The three certified agreements case was a decision of the Australian Industrial Relations Commission that resolved the confusion created by the High Court's decision of Electrolux v AWU.

Name
The three certified agreements case, or In Re Schefenacker, the Australian Nursing Federation and the Rural City of Murray Bridge, was a case that combined appeals from decisions of a single commissioner not to certify enterprise agreements, as it was believed that the agreements contained clauses that did not pertain to the relationship between employer and employee: 
 The Murray Bridge Enterprise Bargaining Agreement 
 The Schefenacker Vision Systems Enterprise Bargaining Agreement
 The La Trobe University Enterprise Bargaining Agreement

Background
The decision was necessary to clarify the High Court of Australia's decision Electrolux v AWU, which caused much uncertainty existed on could be placed into enterprise bargaining agreements.

Significance

The decision was handed down on 21 March 2005. The case got major attention around Australia. It was one of the longest-awaited decisions in industrial relations law, as industrial relations professionals had awaited clarification of Electrolux of the High Court of Australia for over five months.

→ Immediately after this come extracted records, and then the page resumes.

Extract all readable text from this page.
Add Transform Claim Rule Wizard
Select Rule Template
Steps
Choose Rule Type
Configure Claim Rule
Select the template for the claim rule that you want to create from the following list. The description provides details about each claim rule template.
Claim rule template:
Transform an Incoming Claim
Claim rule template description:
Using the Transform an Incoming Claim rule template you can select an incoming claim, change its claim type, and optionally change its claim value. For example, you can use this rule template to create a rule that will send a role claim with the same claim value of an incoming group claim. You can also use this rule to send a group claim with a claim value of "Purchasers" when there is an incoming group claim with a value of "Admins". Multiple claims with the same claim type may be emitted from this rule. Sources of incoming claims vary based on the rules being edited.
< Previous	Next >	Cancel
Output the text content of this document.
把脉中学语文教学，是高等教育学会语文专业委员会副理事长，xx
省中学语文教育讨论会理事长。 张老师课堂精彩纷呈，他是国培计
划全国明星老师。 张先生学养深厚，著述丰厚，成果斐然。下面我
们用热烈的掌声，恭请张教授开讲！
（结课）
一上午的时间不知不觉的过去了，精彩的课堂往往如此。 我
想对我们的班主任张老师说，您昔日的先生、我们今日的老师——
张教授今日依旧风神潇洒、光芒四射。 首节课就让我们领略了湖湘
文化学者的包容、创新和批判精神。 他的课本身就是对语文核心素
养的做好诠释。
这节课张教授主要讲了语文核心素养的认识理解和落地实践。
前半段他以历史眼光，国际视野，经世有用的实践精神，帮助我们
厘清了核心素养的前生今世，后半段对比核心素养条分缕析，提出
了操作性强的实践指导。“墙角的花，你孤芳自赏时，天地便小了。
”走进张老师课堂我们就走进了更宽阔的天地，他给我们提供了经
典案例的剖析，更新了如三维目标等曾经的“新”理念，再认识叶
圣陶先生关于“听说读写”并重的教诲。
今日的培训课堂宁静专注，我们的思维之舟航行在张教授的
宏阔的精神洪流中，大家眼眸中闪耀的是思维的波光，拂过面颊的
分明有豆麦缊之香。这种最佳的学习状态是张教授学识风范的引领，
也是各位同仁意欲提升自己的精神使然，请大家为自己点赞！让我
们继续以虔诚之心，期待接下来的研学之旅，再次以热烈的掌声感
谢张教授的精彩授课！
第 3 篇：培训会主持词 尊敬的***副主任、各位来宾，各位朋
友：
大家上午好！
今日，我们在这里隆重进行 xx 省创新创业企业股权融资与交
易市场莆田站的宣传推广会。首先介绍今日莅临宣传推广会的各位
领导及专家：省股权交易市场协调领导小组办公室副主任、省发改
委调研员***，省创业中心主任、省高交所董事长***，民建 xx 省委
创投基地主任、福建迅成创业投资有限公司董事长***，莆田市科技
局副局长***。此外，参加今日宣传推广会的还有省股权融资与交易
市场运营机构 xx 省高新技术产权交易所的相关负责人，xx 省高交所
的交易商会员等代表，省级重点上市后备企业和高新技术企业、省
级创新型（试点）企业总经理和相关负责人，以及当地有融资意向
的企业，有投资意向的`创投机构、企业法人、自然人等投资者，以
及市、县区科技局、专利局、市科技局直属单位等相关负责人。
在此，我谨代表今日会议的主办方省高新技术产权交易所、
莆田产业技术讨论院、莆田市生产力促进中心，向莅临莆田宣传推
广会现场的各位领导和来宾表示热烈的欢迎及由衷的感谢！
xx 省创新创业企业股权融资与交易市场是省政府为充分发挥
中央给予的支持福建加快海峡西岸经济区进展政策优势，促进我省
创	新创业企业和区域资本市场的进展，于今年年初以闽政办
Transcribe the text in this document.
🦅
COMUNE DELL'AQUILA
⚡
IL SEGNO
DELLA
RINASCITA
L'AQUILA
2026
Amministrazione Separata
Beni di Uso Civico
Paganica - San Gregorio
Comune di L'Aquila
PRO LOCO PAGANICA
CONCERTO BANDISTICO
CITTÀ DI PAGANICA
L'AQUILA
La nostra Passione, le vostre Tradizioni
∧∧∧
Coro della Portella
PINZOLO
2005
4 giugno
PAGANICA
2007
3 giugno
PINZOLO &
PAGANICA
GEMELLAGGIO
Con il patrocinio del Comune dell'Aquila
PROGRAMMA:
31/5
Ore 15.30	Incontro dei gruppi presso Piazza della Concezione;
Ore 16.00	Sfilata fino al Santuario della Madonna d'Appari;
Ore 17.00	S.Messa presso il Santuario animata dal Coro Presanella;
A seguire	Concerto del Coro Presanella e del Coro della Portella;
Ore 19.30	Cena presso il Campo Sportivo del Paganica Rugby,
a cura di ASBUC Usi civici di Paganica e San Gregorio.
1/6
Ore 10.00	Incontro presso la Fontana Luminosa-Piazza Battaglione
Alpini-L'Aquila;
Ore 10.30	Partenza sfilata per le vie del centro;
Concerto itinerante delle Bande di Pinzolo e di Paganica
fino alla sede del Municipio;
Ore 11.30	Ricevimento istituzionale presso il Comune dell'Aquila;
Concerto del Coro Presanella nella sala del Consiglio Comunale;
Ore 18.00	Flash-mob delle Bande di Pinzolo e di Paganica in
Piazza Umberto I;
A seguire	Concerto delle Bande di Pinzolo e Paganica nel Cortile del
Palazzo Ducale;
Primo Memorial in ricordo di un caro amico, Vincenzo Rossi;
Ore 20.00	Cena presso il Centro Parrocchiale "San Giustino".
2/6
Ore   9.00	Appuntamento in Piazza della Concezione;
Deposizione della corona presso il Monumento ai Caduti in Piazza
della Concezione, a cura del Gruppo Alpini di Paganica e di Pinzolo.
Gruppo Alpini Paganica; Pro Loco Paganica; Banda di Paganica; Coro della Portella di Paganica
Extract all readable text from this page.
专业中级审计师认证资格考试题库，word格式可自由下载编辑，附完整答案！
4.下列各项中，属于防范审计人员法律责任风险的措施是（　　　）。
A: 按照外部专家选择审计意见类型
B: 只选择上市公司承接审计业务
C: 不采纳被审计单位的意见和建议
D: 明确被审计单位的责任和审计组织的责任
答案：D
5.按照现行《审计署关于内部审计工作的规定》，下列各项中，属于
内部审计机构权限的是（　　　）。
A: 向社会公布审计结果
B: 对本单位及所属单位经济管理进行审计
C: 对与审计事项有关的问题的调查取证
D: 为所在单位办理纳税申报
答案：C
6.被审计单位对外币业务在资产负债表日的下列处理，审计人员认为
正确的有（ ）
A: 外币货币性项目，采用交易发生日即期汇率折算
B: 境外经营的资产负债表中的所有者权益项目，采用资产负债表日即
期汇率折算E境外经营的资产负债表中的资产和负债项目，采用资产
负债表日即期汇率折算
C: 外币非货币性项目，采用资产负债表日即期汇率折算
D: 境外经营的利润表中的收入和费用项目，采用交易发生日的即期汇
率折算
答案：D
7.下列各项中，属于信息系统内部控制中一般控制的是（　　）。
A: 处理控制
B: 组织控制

It is commonly regarded as the final landmark decision of the Australian Industrial Relations Commission. (That is before its wage setting, award formation and agreement certification powers were removed from it by the WorkChoices reform in 2006.)

Decision
The case dealt with whether a large number of union-friendly provisions such as these: 
 union training leave 
 the recognition of delegates 
 right of entry 
 salary sacrifice 
 use of labour hire (and setting or terms of conditions for labour hire)

The case decided that the matters (in certain forms) could be included into enterprise agreements (and awards would have been followed). It was generally accepted as a major union victory.